Pelo acordo celebrado entre o Ministério Público e a Petrobras, em decorrência do desastre ambiental no município de Araucária em 2000, a indenização deve ser destinada à conservação, proteção, restauração e monitoramento ambiental de áreas do patrimônio natural do estado. Entre as áreas naturais estão unidades de conservação, áreas de proteção permanente e a Bacia Hidrográfica do Alto Iguaçu, principal região afetada pelo desastre.

Governo do Paraná quer usar 11,6 milhões de reais do recurso para conservação ambiental na abertura e manutenção de estradas rurais. Foto: Balsa Nova/OJC.

MP se manifesta mais uma vez sobre ações “apressadas” do governo

Entre os projetos do governo aprovados pelo conselho, nenhum direciona os recursos com justificativa detalhada para a conservação ou recuperação de unidades de conservação, tampouco para recuperação de áreas degradadas na bacia hidrográfica do Alto Iguaçu.

As aprovações foram em torno da compra de 53 caminhões para a patrulha ambiental, outros 71 caminhões para coleta de lixo reciclável, a compra de coletes salva-vidas e equipamentos meteorológicos. Ainda foram aprovados projetos de construção de 557 poços artesianos, abertura de estradas e obras de drenagem, entre outros.

Sobre os poços artesianos, o conselheiro do Comitê da Bacia Litorânea, Paulo Marques, pontua: “isso é paliativo, não produz mais água, além de que poços têm limite. Essa obra não vai fazer chover mais”.

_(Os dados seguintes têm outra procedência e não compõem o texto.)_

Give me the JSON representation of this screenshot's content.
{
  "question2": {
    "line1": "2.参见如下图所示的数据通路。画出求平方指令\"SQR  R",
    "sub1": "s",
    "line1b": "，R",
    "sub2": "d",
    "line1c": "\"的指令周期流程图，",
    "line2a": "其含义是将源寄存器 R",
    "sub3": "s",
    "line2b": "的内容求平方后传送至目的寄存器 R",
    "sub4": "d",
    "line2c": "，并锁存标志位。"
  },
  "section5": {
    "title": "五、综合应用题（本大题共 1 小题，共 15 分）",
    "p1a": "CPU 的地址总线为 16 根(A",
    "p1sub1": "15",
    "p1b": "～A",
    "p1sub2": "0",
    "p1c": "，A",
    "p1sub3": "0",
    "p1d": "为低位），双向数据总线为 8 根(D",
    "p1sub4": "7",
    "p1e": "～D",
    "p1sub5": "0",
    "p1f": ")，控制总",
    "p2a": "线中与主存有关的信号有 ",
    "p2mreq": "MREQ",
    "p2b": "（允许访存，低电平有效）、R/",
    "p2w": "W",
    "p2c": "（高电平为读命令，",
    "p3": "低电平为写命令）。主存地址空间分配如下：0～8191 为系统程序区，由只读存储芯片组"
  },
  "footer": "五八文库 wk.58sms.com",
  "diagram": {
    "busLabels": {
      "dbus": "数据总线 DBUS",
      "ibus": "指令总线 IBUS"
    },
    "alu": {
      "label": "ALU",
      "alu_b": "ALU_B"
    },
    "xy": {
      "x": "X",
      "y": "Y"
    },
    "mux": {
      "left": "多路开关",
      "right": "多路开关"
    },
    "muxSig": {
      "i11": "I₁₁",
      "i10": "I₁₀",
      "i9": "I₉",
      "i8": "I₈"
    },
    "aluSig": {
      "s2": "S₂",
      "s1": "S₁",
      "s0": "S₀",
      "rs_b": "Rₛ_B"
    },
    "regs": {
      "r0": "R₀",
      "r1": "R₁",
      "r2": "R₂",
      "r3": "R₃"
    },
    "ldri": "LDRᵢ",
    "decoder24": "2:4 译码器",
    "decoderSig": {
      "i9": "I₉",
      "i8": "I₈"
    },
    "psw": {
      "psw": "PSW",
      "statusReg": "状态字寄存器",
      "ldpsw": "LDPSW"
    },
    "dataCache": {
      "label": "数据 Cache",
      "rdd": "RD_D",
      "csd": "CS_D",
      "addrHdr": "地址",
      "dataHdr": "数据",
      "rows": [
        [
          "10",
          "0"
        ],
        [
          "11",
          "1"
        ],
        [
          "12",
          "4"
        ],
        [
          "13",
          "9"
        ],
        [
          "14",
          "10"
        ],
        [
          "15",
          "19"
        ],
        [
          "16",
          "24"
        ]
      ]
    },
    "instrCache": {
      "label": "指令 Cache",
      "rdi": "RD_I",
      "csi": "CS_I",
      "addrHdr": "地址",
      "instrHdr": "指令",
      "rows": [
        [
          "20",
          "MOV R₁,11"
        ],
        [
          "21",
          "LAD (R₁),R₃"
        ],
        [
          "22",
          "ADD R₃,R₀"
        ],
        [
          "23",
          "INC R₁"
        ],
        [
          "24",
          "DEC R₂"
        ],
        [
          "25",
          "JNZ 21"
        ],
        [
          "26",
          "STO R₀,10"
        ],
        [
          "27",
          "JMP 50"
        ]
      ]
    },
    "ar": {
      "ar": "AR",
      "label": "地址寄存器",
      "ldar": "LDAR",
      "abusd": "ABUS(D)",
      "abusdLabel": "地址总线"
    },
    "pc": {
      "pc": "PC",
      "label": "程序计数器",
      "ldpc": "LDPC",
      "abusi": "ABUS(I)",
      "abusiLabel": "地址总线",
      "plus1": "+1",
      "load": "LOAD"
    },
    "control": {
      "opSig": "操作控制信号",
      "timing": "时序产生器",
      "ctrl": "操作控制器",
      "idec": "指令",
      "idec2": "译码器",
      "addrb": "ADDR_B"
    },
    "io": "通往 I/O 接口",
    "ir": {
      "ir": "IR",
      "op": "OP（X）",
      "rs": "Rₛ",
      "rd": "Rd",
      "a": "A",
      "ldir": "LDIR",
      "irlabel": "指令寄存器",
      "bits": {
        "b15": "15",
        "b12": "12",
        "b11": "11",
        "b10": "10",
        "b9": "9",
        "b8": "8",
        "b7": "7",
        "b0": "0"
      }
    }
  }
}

Marques critica essa e outras destinações do recurso. “Existe uma crença comum de que tudo pode ser resolvido com obra. No caso dos recursos hídricos não é assim. Nós temos que mudar a nossa forma de gestão dos recursos, mudar a forma como fazemos uso do solo”.

Na terça-feira (8), o IAT convocou reunião para explicar como irá proceder no primeiro edital de chamamento público aberto para uso do recurso. O IAT definiu, sem que isso estivesse no acordo, que vai destinar 120 milhões de reais para projetos de organizações não-governamentais, universidades e municípios.

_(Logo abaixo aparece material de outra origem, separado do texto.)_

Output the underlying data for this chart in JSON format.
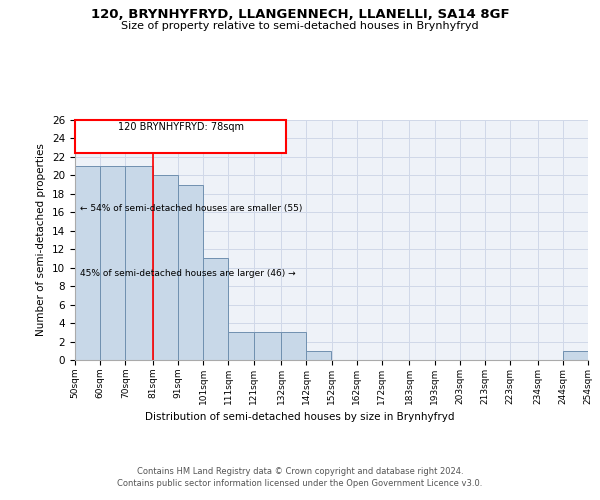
{
  "title": "120, BRYNHYFRYD, LLANGENNECH, LLANELLI, SA14 8GF",
  "subtitle": "Size of property relative to semi-detached houses in Brynhyfryd",
  "xlabel": "Distribution of semi-detached houses by size in Brynhyfryd",
  "ylabel": "Number of semi-detached properties",
  "footer_line1": "Contains HM Land Registry data © Crown copyright and database right 2024.",
  "footer_line2": "Contains public sector information licensed under the Open Government Licence v3.0.",
  "annotation_line1": "120 BRYNHYFRYD: 78sqm",
  "annotation_line2": "← 54% of semi-detached houses are smaller (55)",
  "annotation_line3": "45% of semi-detached houses are larger (46) →",
  "bar_edges": [
    50,
    60,
    70,
    81,
    91,
    101,
    111,
    121,
    132,
    142,
    152,
    162,
    172,
    183,
    193,
    203,
    213,
    223,
    234,
    244,
    254
  ],
  "bar_heights": [
    21,
    21,
    21,
    20,
    19,
    11,
    3,
    3,
    3,
    1,
    0,
    0,
    0,
    0,
    0,
    0,
    0,
    0,
    0,
    1,
    0
  ],
  "bin_labels": [
    "50sqm",
    "60sqm",
    "70sqm",
    "81sqm",
    "91sqm",
    "101sqm",
    "111sqm",
    "121sqm",
    "132sqm",
    "142sqm",
    "152sqm",
    "162sqm",
    "172sqm",
    "183sqm",
    "193sqm",
    "203sqm",
    "213sqm",
    "223sqm",
    "234sqm",
    "244sqm",
    "254sqm"
  ],
  "bar_color": "#c8d8e8",
  "bar_edge_color": "#7090b0",
  "grid_color": "#d0d8e8",
  "bg_color": "#eef2f8",
  "red_line_x": 81,
  "ylim": [
    0,
    26
  ],
  "yticks": [
    0,
    2,
    4,
    6,
    8,
    10,
    12,
    14,
    16,
    18,
    20,
    22,
    24,
    26
  ]
}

Cerca de 100 pessoas participaram da reunião. Houve questionamentos sobre a composição da banca que irá definir quais projetos serão escolhidos para receber o aporte, além do teto de valores por projeto.

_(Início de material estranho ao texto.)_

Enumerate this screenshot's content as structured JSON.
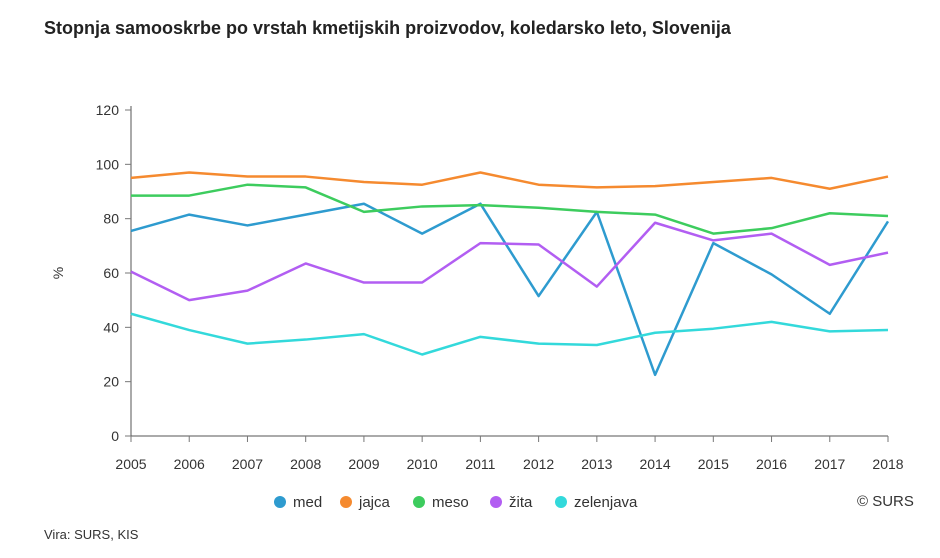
{
  "chart_data": {
    "type": "line",
    "title": "Stopnja samooskrbe po vrstah kmetijskih proizvodov, koledarsko leto, Slovenija",
    "ylabel": "%",
    "xlabel": "",
    "ylim": [
      0,
      120
    ],
    "yticks": [
      0,
      20,
      40,
      60,
      80,
      100,
      120
    ],
    "grid": false,
    "legend": "bottom",
    "x": [
      "2005",
      "2006",
      "2007",
      "2008",
      "2009",
      "2010",
      "2011",
      "2012",
      "2013",
      "2014",
      "2015",
      "2016",
      "2017",
      "2018"
    ],
    "series": [
      {
        "name": "med",
        "color": "#2e9bcf",
        "values": [
          75.5,
          81.5,
          77.5,
          81.5,
          85.5,
          74.5,
          85.5,
          51.5,
          82.5,
          22.5,
          71,
          59.5,
          45,
          79
        ]
      },
      {
        "name": "jajca",
        "color": "#f58a2f",
        "values": [
          95,
          97,
          95.5,
          95.5,
          93.5,
          92.5,
          97,
          92.5,
          91.5,
          92,
          93.5,
          95,
          91,
          95.5
        ]
      },
      {
        "name": "meso",
        "color": "#3dcc5e",
        "values": [
          88.5,
          88.5,
          92.5,
          91.5,
          82.5,
          84.5,
          85,
          84,
          82.5,
          81.5,
          74.5,
          76.5,
          82,
          81
        ]
      },
      {
        "name": "žita",
        "color": "#b25ef2",
        "values": [
          60.5,
          50,
          53.5,
          63.5,
          56.5,
          56.5,
          71,
          70.5,
          55,
          78.5,
          72,
          74.5,
          63,
          67.5
        ]
      },
      {
        "name": "zelenjava",
        "color": "#33d9db",
        "values": [
          45,
          39,
          34,
          35.5,
          37.5,
          30,
          36.5,
          34,
          33.5,
          38,
          39.5,
          42,
          38.5,
          39
        ]
      }
    ]
  },
  "source": "Vira: SURS, KIS",
  "copyright": "© SURS"
}
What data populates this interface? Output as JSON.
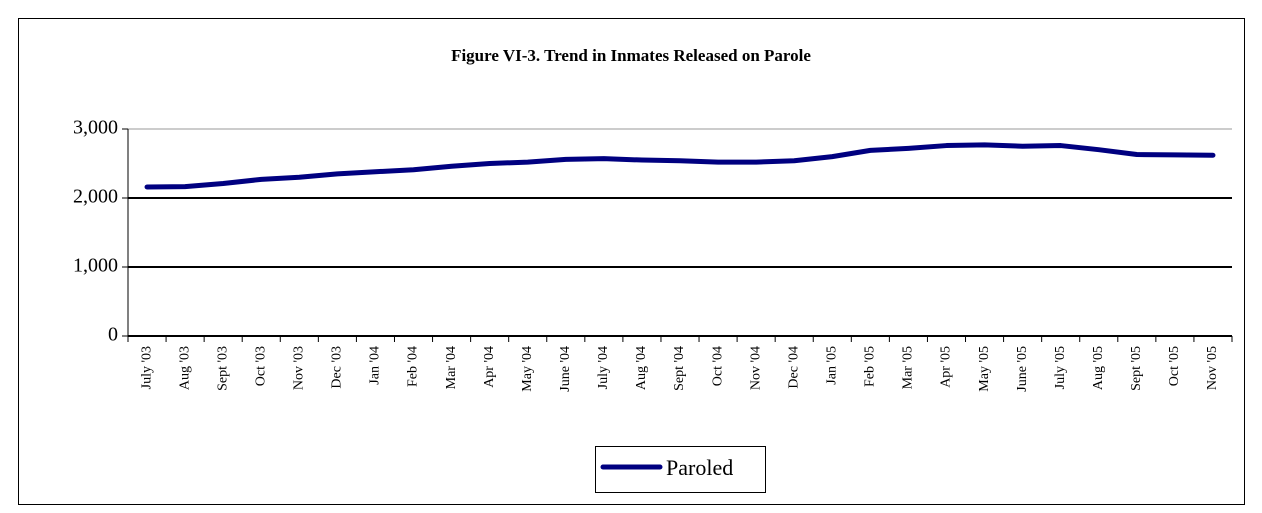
{
  "chart_data": {
    "type": "line",
    "title": "Figure VI-3.  Trend in Inmates Released on Parole",
    "categories": [
      "July '03",
      "Aug '03",
      "Sept '03",
      "Oct '03",
      "Nov '03",
      "Dec '03",
      "Jan '04",
      "Feb '04",
      "Mar '04",
      "Apr '04",
      "May '04",
      "June '04",
      "July '04",
      "Aug '04",
      "Sept '04",
      "Oct '04",
      "Nov '04",
      "Dec '04",
      "Jan '05",
      "Feb '05",
      "Mar '05",
      "Apr '05",
      "May '05",
      "June '05",
      "July '05",
      "Aug '05",
      "Sept '05",
      "Oct '05",
      "Nov '05"
    ],
    "series": [
      {
        "name": "Paroled",
        "color": "#000080",
        "values": [
          2160,
          2165,
          2210,
          2270,
          2300,
          2350,
          2380,
          2410,
          2460,
          2500,
          2520,
          2560,
          2570,
          2550,
          2540,
          2520,
          2520,
          2540,
          2600,
          2690,
          2720,
          2760,
          2770,
          2750,
          2760,
          2700,
          2630,
          2625,
          2620
        ]
      }
    ],
    "ylim": [
      0,
      3000
    ],
    "yticks": [
      0,
      {
        "value": 1000,
        "label": "1,000"
      },
      {
        "value": 2000,
        "label": "2,000"
      },
      {
        "value": 3000,
        "label": "3,000"
      }
    ],
    "grid": true,
    "legend": "bottom"
  }
}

Diretor-presidente do IAT, Everton Souza, reúne entidades e municípios para expor regras do primeiro edital de chamamento público da Repar. Foto: OJC.

A advogada da Sedest, Ednéia Alkamin, respondeu que haverá uma comissão de seleção que irá selecionar os projetos e depois os encaminhará para aprovação do CRBAL. “Essa comissão pode ter participantes de outro setor, ainda está sendo estudado como vai ser isso, eu acho importantíssimo que essa comissão de seleção tenha elementos técnicos, trazer universidades e terceiro setor para participar”. Ou seja, o edital está sendo publicado e ainda não há metodologia definida para seleção.

Segundo o Ministério Público, a reunião convocada pelo IAT desrespeita a autoridade judicial, já que o órgão do governo não esperou a decisão da Justiça sobre a validade da composição do conselho e a aprovação “apressada”, segundo o MP, dos 15 projetos do governo.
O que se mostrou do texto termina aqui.